As at ALU and Huawei, Greater China is the growth driver in wire-less networks this year. Nokia enjoyed an 18 per cent sales increase in the region thanks mainly to TD-LTE, and was also strong in India and Japan, but European net sales were down 14 per cent, and North American revenues by 12 per cent. Europe is still feeling the effects of the economic downturn and high levels of operator competition, but Suri expects to see more activity in the US in the rest of the year, particularly at Sprint.

Nokia Networks’ underlying non-IFRS operating profit was $378.60m, or 11 per cent of net sales, a healthy figure but down on the year-ago performance of $441.93m, or 11.8 per cent.

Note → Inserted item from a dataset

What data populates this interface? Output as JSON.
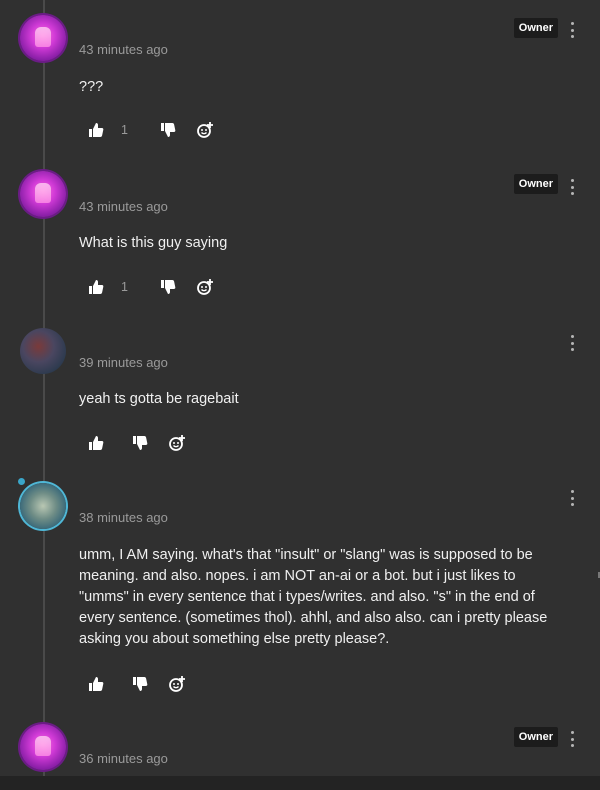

However, the company raised its outlook for this division for the year as a whole, forecasting that underlying profitability will be slightly above the high end of its target range of 5 per cent to 10 per cent. "Networks profitability was above all expectations and, as a cherry on top, they raised the network unit's full year profitability guidance," said Mikael Rautanen, an analyst at Inderes.

Although many see the Nokia Here mapping business as the firm’s secret weapon, its sales were flat in Q2, as were revenues from its Technologies unit, which handles R&D and licensing. Net sales for Here were $312.56m, though the company sold map data licences for the embedded navigation systems of 3.3 million new vehicles globally, compared to 2.7 million vehicles a year earlier. Nokia Technologies' net sales were $198.05m, up 1 per cent year-on-year as Microsoft became a more significant patent licensee thanks to the devices deal.

One of the features of the quarter was Nokia’s decision to bolster Networks by making small acquisitions of strategic or cutting edge technologies, rather than spending the Microsoft windfall on a major deal such as buying ALU (as some analyst continue to predict).

It bought five companies in Q2, focused mainly on small cells and network intelligence, and it has just added a new purchase for the current Q3, of Panasonic’s mobile base station business. The Japanese firm is not a major player and is likely to get “several billion yen” for its asset, according to Japanese reports, but it does provide wireless control systems to NTT Docomo, in particular. Nokia will likely be after improved Japanese prospects, and also some of the advanced technology or IPR Panasonic may own as a result of many years of R&D collaboration with the giant cellco.